Un contexte politique et médiatique marqué par les révélations

La restitution des statuettes par Dominique de Villepin fin avril 2026 intervient après la diffusion, le 16 avril, d’un reportage dans « Complément d’enquête ». L’émission avait révélé l’existence de ces cadeaux, mettant en lumière les liens entretenus par l’ancien ministre avec des dirigeants africains et des hommes d’affaires étrangers. Les images montraient notamment une statuette et un buste de Napoléon, objets d’une valeur symbolique et historique.

Selon des sources proches du dossier citées par Franceinfo – Politique, Dominique de Villepin aurait gardé ces objets pendant plusieurs années avant de les restituer, une fois les révélations médiatiques rendues publiques. Cette restitution intervient alors que l’ancien Premier ministre, pressenti comme candidat potentiel à l’élection présidentielle de 2027, tente de préserver son image publique.

Et maintenant ?

Les prochaines étapes de l’enquête dépendront des éléments recueillis lors des auditions de Dominique de Villepin et de Robert Bourgi. Le parquet national financier pourrait, dans les prochains mois, décider d’engager des poursuites ou de classer l’affaire sans suite. Une décision pourrait intervenir d’ici la fin de l’année 2026, selon des sources judiciaires citées par Franceinfo – Politique.

Par ailleurs, cette affaire pourrait avoir des répercussions sur la carrière politique de Dominique de Villepin, dont la candidature potentielle à la présidentielle de 2027 reste un sujet de spéculation médiatique. Aucun calendrier n’a pour l’instant été officiellement annoncé.

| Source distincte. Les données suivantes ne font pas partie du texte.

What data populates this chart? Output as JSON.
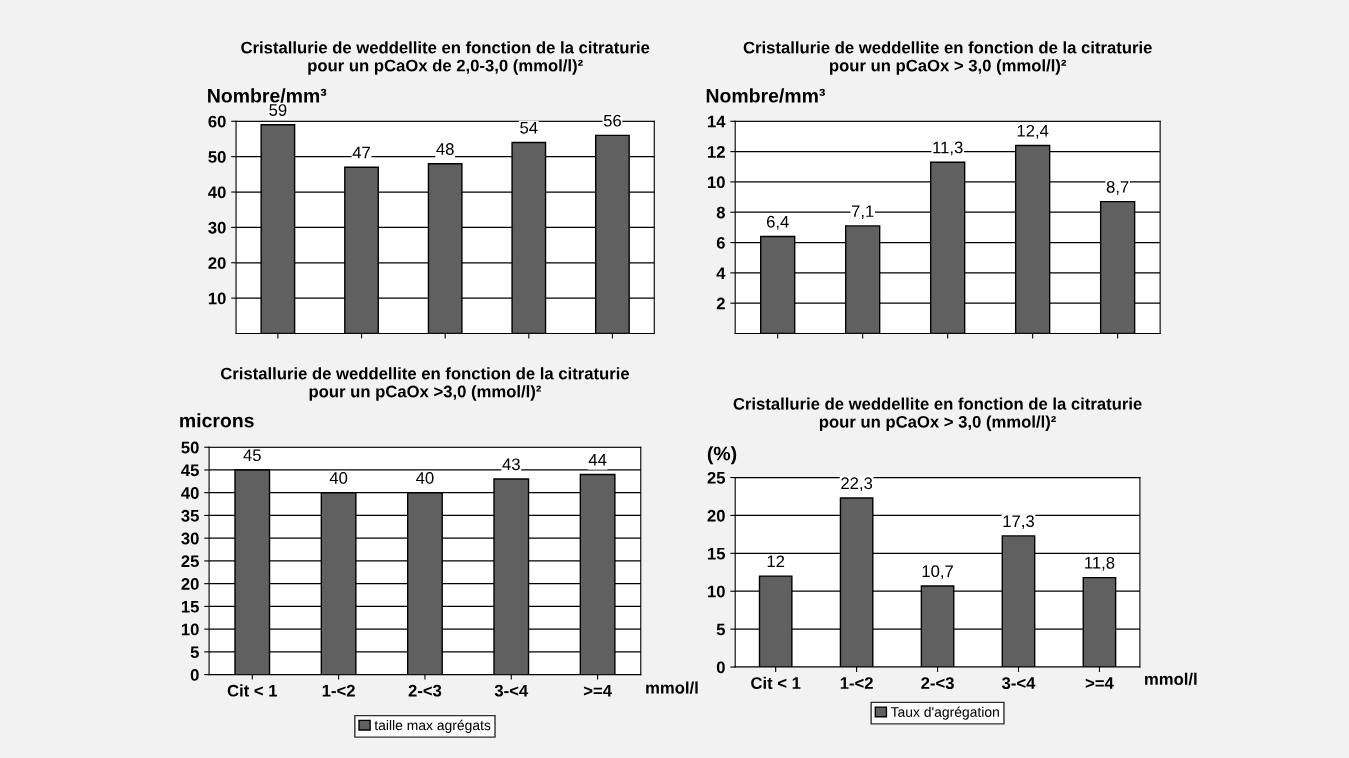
{
  "chart_data": [
    {
      "type": "bar",
      "title": "Cristallurie de weddellite en fonction de la citraturie\npour un pCaOx de 2,0-3,0 (mmol/l)²",
      "ylabel": "Nombre/mm³",
      "categories": [
        null,
        null,
        null,
        null,
        null
      ],
      "series": [
        {
          "color": "#606060",
          "values": [
            59,
            47,
            48,
            54,
            56
          ]
        }
      ],
      "ylim": [
        0,
        60
      ],
      "yticks": [
        10,
        20,
        30,
        40,
        50,
        60
      ],
      "grid": "y",
      "data_labels": true,
      "legend": false
    },
    {
      "type": "bar",
      "title": "Cristallurie de weddellite en fonction de la citraturie\npour un pCaOx > 3,0 (mmol/l)²",
      "ylabel": "Nombre/mm³",
      "categories": [
        null,
        null,
        null,
        null,
        null
      ],
      "series": [
        {
          "color": "#606060",
          "values": [
            6.4,
            7.1,
            11.3,
            12.4,
            8.7
          ]
        }
      ],
      "value_labels": [
        "6,4",
        "7,1",
        "11,3",
        "12,4",
        "8,7"
      ],
      "ylim": [
        0,
        14
      ],
      "yticks": [
        2,
        4,
        6,
        8,
        10,
        12,
        14
      ],
      "grid": "y",
      "legend": false
    },
    {
      "type": "bar",
      "title": "Cristallurie de weddellite en fonction de la citraturie\npour un pCaOx >3,0 (mmol/l)²",
      "ylabel": "microns",
      "xlabel": "mmol/l",
      "categories": [
        "Cit < 1",
        "1-<2",
        "2-<3",
        "3-<4",
        ">=4"
      ],
      "series": [
        {
          "name": "taille max agrégats",
          "color": "#606060",
          "values": [
            45,
            40,
            40,
            43,
            44
          ]
        }
      ],
      "ylim": [
        0,
        50
      ],
      "yticks": [
        0,
        5,
        10,
        15,
        20,
        25,
        30,
        35,
        40,
        45,
        50
      ],
      "grid": "y",
      "data_labels": true,
      "legend": "bottom"
    },
    {
      "type": "bar",
      "title": "Cristallurie de weddellite en fonction de la citraturie\npour un pCaOx > 3,0 (mmol/l)²",
      "ylabel": "(%)",
      "xlabel": "mmol/l",
      "categories": [
        "Cit < 1",
        "1-<2",
        "2-<3",
        "3-<4",
        ">=4"
      ],
      "series": [
        {
          "name": "Taux d'agrégation",
          "color": "#606060",
          "values": [
            12,
            22.3,
            10.7,
            17.3,
            11.8
          ]
        }
      ],
      "value_labels": [
        "12",
        "22,3",
        "10,7",
        "17,3",
        "11,8"
      ],
      "ylim": [
        0,
        25
      ],
      "yticks": [
        0,
        5,
        10,
        15,
        20,
        25
      ],
      "grid": "y",
      "legend": "bottom"
    }
  ]
}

Cette enquête s’inscrit dans une série d’affaires politico-financières récurrentes en France, qui ont conduit à la création du parquet national financier en 2013. Depuis son lancement, le PNF a instruit de nombreux dossiers impliquant d’anciens responsables politiques, hommes d’affaires et intermédiaires.

Rappelons que Dominique de Villepin, figure majeure de la droite française, a occupé plusieurs postes ministériels avant de devenir Premier ministre sous la présidence de Jacques Chirac entre 2005 et 2007. Son nom a souvent été associé à des affaires diplomatiques et judiciaires, bien qu’il n’ait jamais été condamné dans le cadre de procédures pénales.

À ce stade, Dominique de Villepin n’a fait l’objet ni de mise en examen ni de poursuite. Il a été entendu en qualité de témoin assisté, ce qui lui permet de bénéficier de droits renforcés dans le cadre de l’enquête. Si le parquet national financier estime qu’il existe des éléments suffisants, il pourrait décider d’engager des poursuites pour corruption passive, trafic d’influence ou recel d’abus de biens sociaux. Une décision pourrait intervenir d’ici la fin de l’année 2026.